Since the awareness of the hazards of tobacco, and the socio-economic inequality seen in this area, the government has tried to implement regulations, policies and legislation to help if not stop, at least measurably reduce the prevalence of this ill. It has been quite a problematic issue to tackle as it has to do with peoples choices. In 1998, the government released a paper (the White paper) to address the issues concerning the tobacco epidemic and one of its objectives was to establish a downward trend in adult smoking rates in all social classes. The paper proposed to have 1.5million fewer smokers by 2010 by implementing certain key legislation, policies across Europe. Some of the interventions are

Tax increases

Advertisement bans

Action on tobacco smuggling

Mass media campaigns

Enforcement of underage sales

NHS smoking cessation services

One week free nicotine replacement therapy (NRT)

Smoking ban.

These laws and legislation have been effective and the reduction in incidence and prevalence across social status can be attributed to it. Tax on tobacco in the UK for example accounts for over 75% of the cost of a 20 cigarette pack (howard reed 2010. The effects of increasing tobacco taxation: a cost benefit and public finances analysis). Increased tobacco taxes prevent smoking initiation and also help smokers to reduce the quantity of cigarette smoked. Apart from it being a great source of revenue for the government, a reduction in prevalence and incidence rates means better health and less expenditure on preventable diseases attributable to tobacco smoking. Perhaps the only argument against taxation is that with every addiction; an increase in price usually isn’t enough to result in a complete cessation of the addiction. In this case though, it has made a remarkable impact.

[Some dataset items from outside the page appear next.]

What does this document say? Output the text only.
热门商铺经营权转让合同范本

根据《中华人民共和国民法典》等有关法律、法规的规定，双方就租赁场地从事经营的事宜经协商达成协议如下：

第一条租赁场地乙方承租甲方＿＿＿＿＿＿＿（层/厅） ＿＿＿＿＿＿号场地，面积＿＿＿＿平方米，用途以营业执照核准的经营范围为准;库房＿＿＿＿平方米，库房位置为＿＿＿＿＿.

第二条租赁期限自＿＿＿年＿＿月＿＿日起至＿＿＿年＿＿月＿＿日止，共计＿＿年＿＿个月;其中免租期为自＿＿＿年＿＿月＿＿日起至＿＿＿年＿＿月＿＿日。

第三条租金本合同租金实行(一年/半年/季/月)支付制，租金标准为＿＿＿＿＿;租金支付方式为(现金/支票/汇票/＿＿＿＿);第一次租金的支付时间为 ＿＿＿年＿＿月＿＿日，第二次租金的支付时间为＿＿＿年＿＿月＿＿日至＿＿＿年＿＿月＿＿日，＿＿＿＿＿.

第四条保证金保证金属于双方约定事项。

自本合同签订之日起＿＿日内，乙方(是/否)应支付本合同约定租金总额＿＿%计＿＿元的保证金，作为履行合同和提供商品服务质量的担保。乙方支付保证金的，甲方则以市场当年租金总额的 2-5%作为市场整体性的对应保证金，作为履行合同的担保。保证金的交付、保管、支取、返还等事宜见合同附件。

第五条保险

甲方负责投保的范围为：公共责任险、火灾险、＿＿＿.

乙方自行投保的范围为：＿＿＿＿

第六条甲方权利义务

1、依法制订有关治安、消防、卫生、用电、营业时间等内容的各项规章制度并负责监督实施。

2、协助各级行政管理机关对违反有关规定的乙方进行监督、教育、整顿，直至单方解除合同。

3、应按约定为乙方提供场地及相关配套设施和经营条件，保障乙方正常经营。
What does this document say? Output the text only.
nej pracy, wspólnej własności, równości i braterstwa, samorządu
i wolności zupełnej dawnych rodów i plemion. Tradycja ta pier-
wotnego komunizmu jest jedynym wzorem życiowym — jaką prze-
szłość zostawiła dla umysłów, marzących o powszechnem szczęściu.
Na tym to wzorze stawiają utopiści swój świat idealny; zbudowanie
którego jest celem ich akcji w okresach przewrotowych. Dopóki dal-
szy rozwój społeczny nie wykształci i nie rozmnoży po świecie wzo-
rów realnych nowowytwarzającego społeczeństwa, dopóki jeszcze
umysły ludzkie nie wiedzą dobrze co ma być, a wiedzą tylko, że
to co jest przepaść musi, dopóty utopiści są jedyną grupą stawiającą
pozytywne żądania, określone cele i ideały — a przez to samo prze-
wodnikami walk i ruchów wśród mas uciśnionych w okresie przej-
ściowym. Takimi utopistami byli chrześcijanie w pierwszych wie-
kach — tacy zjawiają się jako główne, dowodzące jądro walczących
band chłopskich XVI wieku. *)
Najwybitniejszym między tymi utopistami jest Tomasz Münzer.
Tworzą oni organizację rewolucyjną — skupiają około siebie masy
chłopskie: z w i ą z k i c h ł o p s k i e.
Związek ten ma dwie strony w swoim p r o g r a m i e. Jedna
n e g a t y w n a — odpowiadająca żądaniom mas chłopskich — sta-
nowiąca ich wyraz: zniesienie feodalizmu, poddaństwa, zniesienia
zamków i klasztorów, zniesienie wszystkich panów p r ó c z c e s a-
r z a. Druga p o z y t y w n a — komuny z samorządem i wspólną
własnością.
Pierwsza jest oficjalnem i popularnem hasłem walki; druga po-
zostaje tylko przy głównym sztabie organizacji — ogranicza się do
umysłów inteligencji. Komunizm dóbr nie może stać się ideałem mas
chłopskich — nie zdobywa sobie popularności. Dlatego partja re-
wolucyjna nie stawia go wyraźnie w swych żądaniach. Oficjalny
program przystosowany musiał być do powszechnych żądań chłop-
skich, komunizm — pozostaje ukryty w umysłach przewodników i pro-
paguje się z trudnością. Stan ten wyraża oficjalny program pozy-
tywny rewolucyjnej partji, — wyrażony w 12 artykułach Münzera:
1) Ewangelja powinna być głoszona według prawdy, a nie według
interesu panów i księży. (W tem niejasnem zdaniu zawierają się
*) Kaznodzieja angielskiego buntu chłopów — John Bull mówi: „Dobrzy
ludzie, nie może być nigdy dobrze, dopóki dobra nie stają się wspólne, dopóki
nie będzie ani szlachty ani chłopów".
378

The role of the media in any society cannot be over emphasized. The tobacco smoking trend was strengthened by adverts in the media and in return, mass media campaigns which include radio, television, newspaper, have and will continue to go a long way in fighting the tobacco epidemic. Education of people in socially deprived areas about the destruction in tobacco will go a long way to reduce the rates of consumption amongst these groups.

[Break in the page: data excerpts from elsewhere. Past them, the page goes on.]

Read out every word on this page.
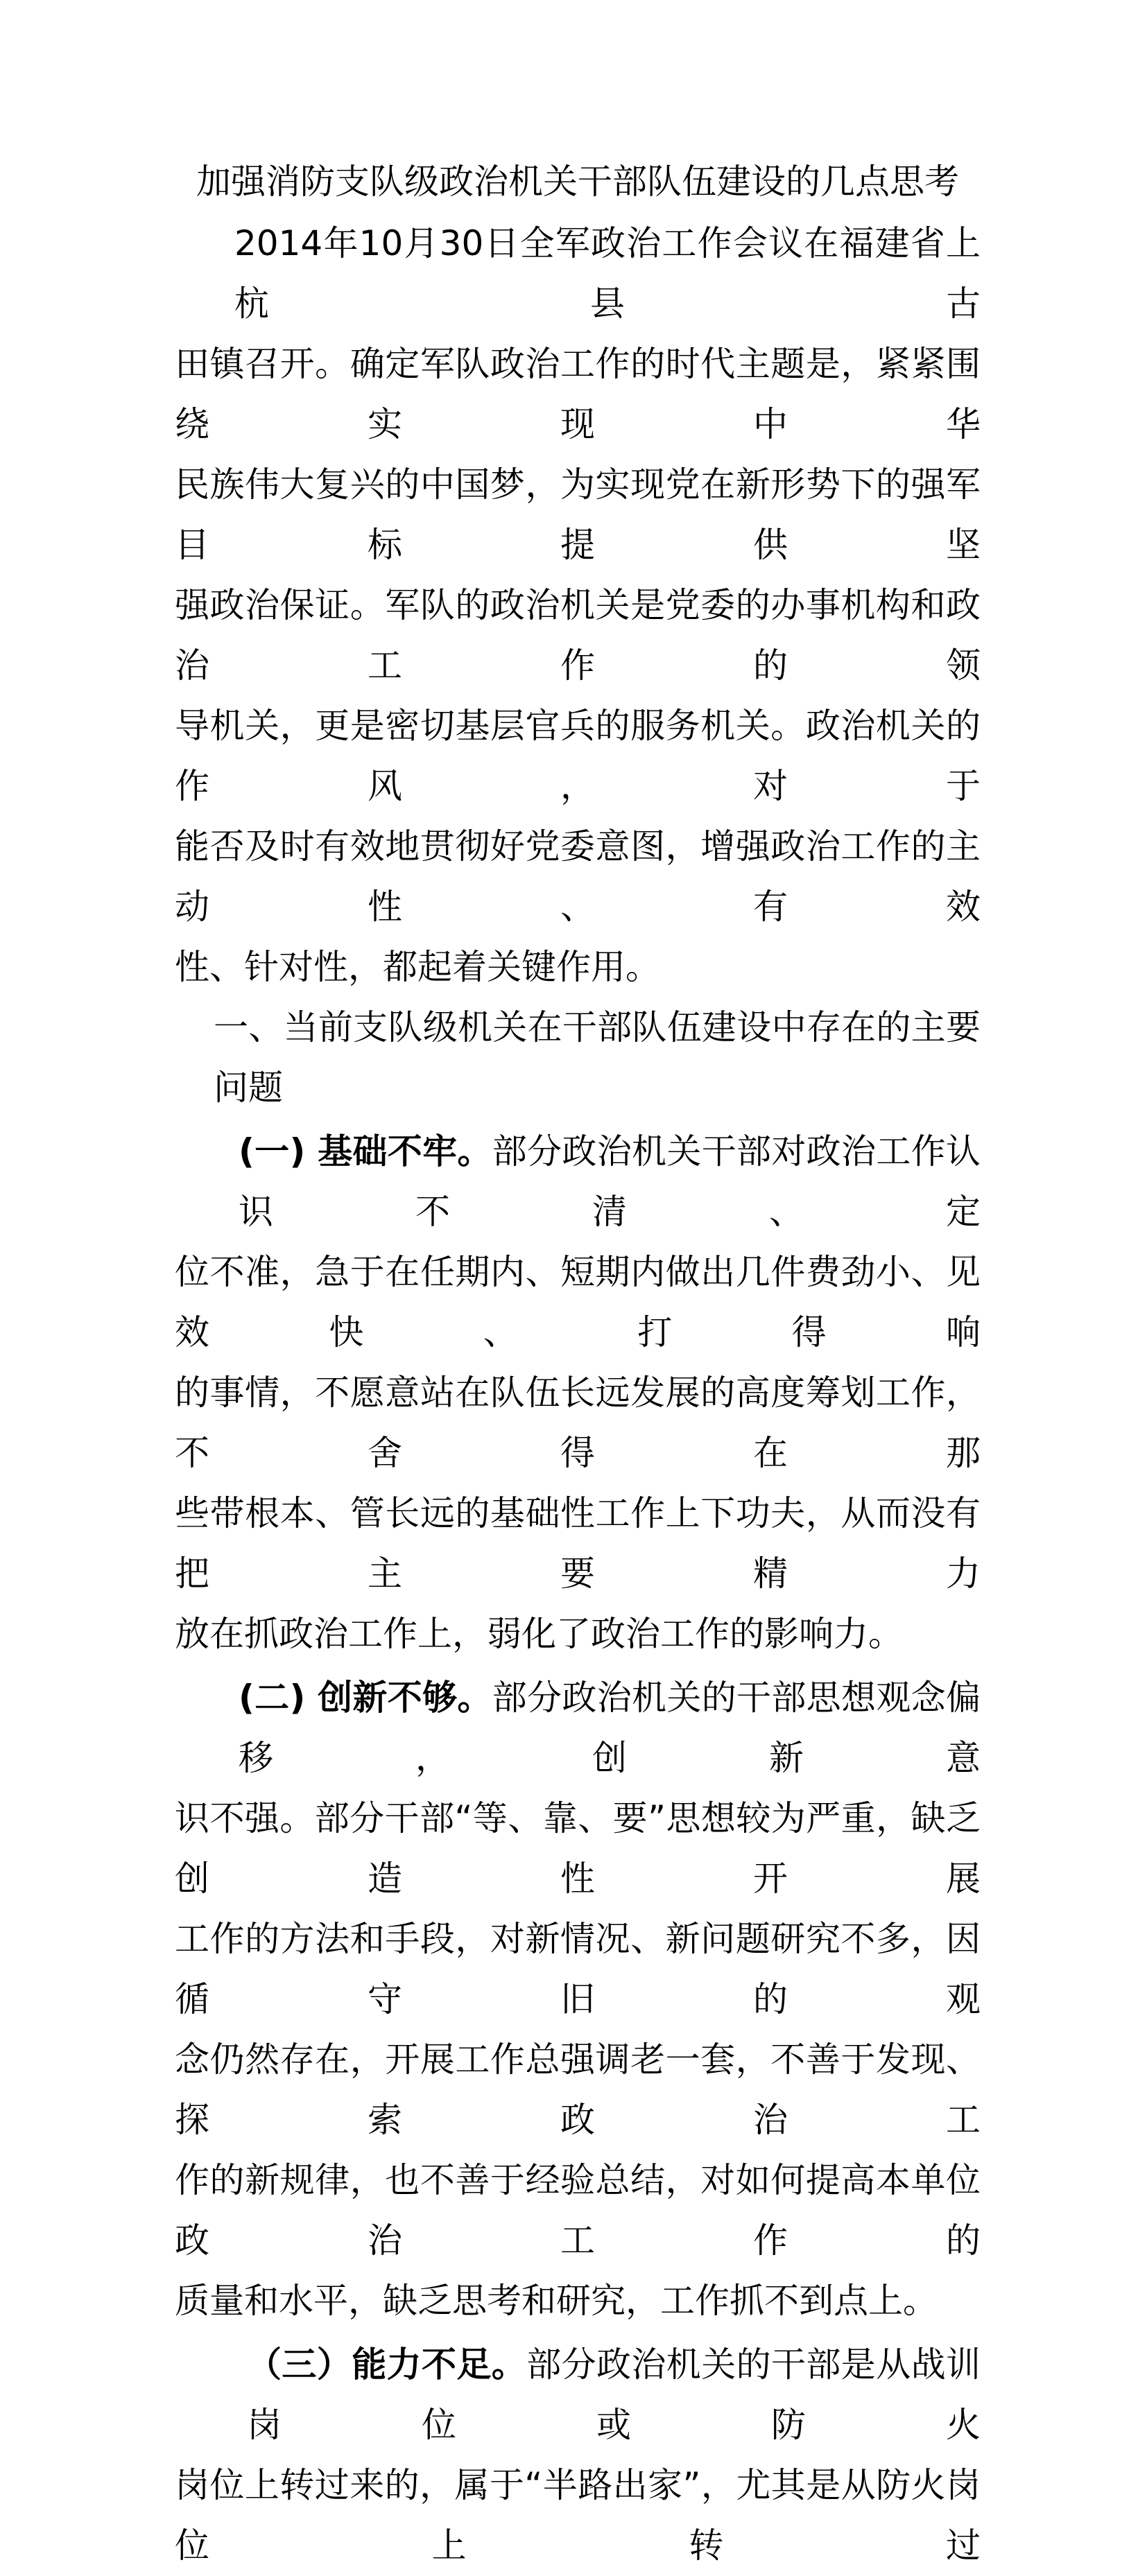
加强消防支队级政治机关干部队伍建设的几点思考
2014年10月30日全军政治工作会议在福建省上杭县古
田镇召开。确定军队政治工作的时代主题是，紧紧围绕实现中华
民族伟大复兴的中国梦，为实现党在新形势下的强军目标提供坚
强政治保证。军队的政治机关是党委的办事机构和政治工作的领
导机关，更是密切基层官兵的服务机关。政治机关的作风，对于
能否及时有效地贯彻好党委意图，增强政治工作的主动性、有效
性、针对性，都起着关键作用。
一、当前支队级机关在干部队伍建设中存在的主要问题
(一) 基础不牢。部分政治机关干部对政治工作认识不清、定
位不准，急于在任期内、短期内做出几件费劲小、见效快、打得响
的事情，不愿意站在队伍长远发展的高度筹划工作，不舍得在那
些带根本、管长远的基础性工作上下功夫，从而没有把主要精力
放在抓政治工作上，弱化了政治工作的影响力。
(二) 创新不够。部分政治机关的干部思想观念偏移，创新意
识不强。部分干部“等、靠、要”思想较为严重，缺乏创造性开展
工作的方法和手段，对新情况、新问题研究不多，因循守旧的观
念仍然存在，开展工作总强调老一套，不善于发现、探索政治工
作的新规律，也不善于经验总结，对如何提高本单位政治工作的
质量和水平，缺乏思考和研究，工作抓不到点上。
（三）能力不足。部分政治机关的干部是从战训岗位或防火
岗位上转过来的，属于“半路出家”，尤其是从防火岗位上转过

The National free NRT (nicotine replacement therapy) was a welcome development. The only problem however was that it was free for just a week…, too short to make a good enough impact or to observe a noticeable enough change to want to continue its use.

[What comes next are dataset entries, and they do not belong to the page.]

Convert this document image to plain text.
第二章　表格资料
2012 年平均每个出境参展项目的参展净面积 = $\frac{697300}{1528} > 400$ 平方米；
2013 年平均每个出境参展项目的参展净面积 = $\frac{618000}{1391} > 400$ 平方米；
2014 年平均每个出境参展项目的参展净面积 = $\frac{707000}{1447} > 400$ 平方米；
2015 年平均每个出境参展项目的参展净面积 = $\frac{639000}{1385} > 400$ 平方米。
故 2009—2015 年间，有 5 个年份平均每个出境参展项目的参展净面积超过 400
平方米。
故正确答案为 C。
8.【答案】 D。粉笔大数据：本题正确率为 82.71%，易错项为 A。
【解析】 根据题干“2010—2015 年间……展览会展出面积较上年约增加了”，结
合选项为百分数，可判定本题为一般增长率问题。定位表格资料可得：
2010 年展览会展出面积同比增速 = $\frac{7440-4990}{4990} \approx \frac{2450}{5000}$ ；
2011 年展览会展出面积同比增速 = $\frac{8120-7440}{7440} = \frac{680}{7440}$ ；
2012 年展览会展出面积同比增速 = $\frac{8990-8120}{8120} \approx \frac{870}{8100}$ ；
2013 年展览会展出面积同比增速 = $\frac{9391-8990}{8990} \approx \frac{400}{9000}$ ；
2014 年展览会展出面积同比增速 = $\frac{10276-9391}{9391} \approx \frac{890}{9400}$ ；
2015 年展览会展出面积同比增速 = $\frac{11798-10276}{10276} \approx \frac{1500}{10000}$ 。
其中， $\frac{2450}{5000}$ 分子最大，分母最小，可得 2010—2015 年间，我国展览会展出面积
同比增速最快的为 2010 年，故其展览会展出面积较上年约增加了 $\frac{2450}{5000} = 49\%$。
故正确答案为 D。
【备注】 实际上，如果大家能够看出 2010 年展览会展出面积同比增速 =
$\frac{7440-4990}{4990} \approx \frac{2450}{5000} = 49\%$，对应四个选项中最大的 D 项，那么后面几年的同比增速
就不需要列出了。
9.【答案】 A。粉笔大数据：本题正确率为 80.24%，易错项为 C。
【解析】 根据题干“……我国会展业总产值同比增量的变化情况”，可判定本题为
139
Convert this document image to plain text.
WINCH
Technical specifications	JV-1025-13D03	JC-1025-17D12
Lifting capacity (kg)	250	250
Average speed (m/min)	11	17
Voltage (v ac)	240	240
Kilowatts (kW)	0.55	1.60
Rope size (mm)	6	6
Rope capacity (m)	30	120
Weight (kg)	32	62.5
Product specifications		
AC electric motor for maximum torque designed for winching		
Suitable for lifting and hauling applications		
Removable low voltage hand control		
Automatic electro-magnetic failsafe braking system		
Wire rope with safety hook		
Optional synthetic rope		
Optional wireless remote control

The enforcement of underage sales and clamping down on the illegal smuggling of tobacco into the UK are also important issues. Smuggling of tobacco products into the UK negates the benefits of taxation because then, tobacco will be sold at a less price than the ones with taxes on them, increasing the availability of tobacco. Smuggling in tobacco also means that its sales cannot be regulated as it should. Enforcement of these issues have been tight, there however still exists some lapses.

CONCLUSION

There has been a reduction in prevalence and incidence rates in tobacco smoking. There exists however, a gradient between people from affluent backgrounds and individuals from disadvantaged backgrounds and it has been shown that people from less disadvantaged backgrounds have higher incidence and prevalence rates. I have used the behaviour-cultural theory of health inequality to give possible explanations for this. For a fact, a country where wealth is evenly distributed, these kinds of issues of health inequality and in smoking in particular will not be expected. But until the UK gets to a level of even wealth distribution, continued vigilance and efforts will be required to help maximally reduce the problem.